Customers can be so fickle, right? You give them the best products, service and personal attention for years, even decades. You may even wine-and-dine them, but if they find a slightly better price online, they grill you for discounts. Wait, you thought I was talking about your customers? Maybe not yet, pilgrim, but there’s a reason why your digital “service center” is an important competitive asset to evaluate for 2019.
I’m digesting the findings of a new study by Deloitte on the five-day Thanksgiving shopaganza that includes both Black Friday and Cyber Monday. I don’t want to know what’s next but if I were in charge, it would be something catchy like “Credit-Card-on-the-Chopping Block Tuesday.” (There’s a reason I’ve stayed with the distribution industry for 30+ years.)

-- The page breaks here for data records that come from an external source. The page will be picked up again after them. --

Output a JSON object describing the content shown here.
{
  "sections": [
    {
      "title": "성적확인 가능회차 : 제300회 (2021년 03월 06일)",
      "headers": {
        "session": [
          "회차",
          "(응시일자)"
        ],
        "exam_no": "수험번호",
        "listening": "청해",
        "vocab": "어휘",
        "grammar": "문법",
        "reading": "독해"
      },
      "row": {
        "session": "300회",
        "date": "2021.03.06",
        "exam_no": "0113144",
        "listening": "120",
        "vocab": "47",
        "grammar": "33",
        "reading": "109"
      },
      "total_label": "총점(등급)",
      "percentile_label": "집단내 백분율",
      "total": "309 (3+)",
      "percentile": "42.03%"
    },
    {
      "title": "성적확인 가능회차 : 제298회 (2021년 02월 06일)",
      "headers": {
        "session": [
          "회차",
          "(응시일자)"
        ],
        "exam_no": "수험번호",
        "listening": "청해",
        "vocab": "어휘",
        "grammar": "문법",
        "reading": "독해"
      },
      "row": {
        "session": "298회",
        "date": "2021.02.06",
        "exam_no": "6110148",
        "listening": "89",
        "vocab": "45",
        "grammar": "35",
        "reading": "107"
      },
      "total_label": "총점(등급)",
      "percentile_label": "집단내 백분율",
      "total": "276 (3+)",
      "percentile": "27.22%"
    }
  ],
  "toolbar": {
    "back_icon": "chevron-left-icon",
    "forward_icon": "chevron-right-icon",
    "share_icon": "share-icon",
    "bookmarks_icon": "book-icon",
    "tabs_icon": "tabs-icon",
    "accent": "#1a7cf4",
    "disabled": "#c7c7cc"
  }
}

Though the survey is about B2C and consumer purchasing behavior, there’s enough heartburn in the results to go round for B2B as well. Because as we have all seen, witnessed and heard ad nauseum, Amazon and others have changed the expectations of consumers – our expectations! – for pricing transparency and ease of shopping experience. There’s a reason why Amazon Business is carving out a bigger slice of the market.
If there is a better weekend to train people to shop for price, I don’t know of one. I think the new term for this is “gamifying the experience”. Once upon a time, long, long ago, stores began opening on Thanksgiving Day. The axe has fallen on that trend, and now more sales are going online. Black Friday is still a big deal, but Cyber Monday is now when consumers gobble up the most bargains.

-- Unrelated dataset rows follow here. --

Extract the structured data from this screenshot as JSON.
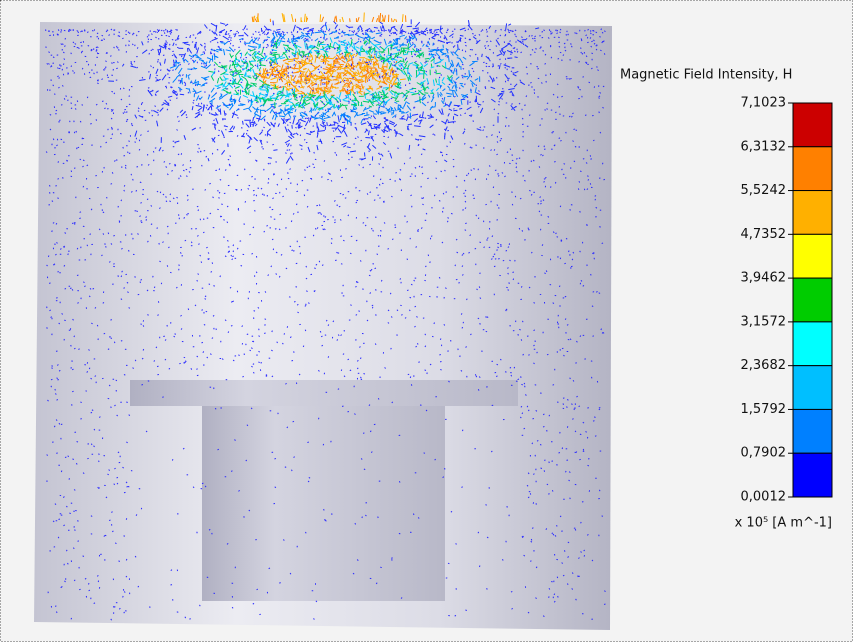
{
  "legend": {
    "title": "Magnetic Field Intensity, H",
    "ticks": [
      "7,1023",
      "6,3132",
      "5,5242",
      "4,7352",
      "3,9462",
      "3,1572",
      "2,3682",
      "1,5792",
      "0,7902",
      "0,0012"
    ],
    "unit": "x 10⁵ [A m^-1]"
  }
}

There are a few takeaways for distributors from this survey. Here’s the first:
- Over Thanksgiving weekend, 89 percent of shoppers plan to shop in stores while 91 percent plan to shop online; 63 percent say they plan to take advantage of early Black Friday deals online.
- Overall, 81 percent of weekend shoppers plan to head online or to stores on Black Friday, but Cyber Monday is gearing up to take the largest slice of the pie at an average of $170 per person, higher than all other shopping days.
Just as many people plan to shop online as go to a store over the weekend, and websites are harvesting a greater share of wallet than ever. We’ve seen that consistently in reports from Grainger and others for years; this is a trend that keeps tilting digital.
- Shoppers have already baked in their mobile and online backup options to manage the holiday rush: More than half (51 percent) say they’ll go to another retailer if a site has technical issues or is otherwise ham-handed; 41 percent indicate they would buy something online while in-store if they get better pricing; and 27 percent would check out while using their mobile device in the store to avoid long lines at the register.
I have viewed the opening of Amazon self-serve stores with the same skepticism as the notion that drones will take over for delivery trucks. I know there’s more than a kernel of truth that digital checkout and self-serve stores are coming – great for a few small niches like dense urban areas with millennials who tend to buy more prepared foods, just not full force in 2018. But I know it will arrive at my Safeway sooner than I think.
What got my attention above is how it is now second nature for so many of us to roll on to a new retailer if we run into a service roadblock. My argument is not that distribution customers have crossed completely into another world, but when it comes to service expectations in their personal vs. business buying, the difference in expectations is potato vs. poh-tah-to. B2C and B2B are mashing together. No bones about it.
So if you are looking for your family at some point this weekend and they are nowhere to be found, don’t assume they are in line down at Best Buy. There’s an equal chance they’re at your kitchen table with a laptop and credit card, or simply one-click purchasing their way through the holiday and avoiding the parking lots. Unless they’re watching their favorite YouTuber, that is.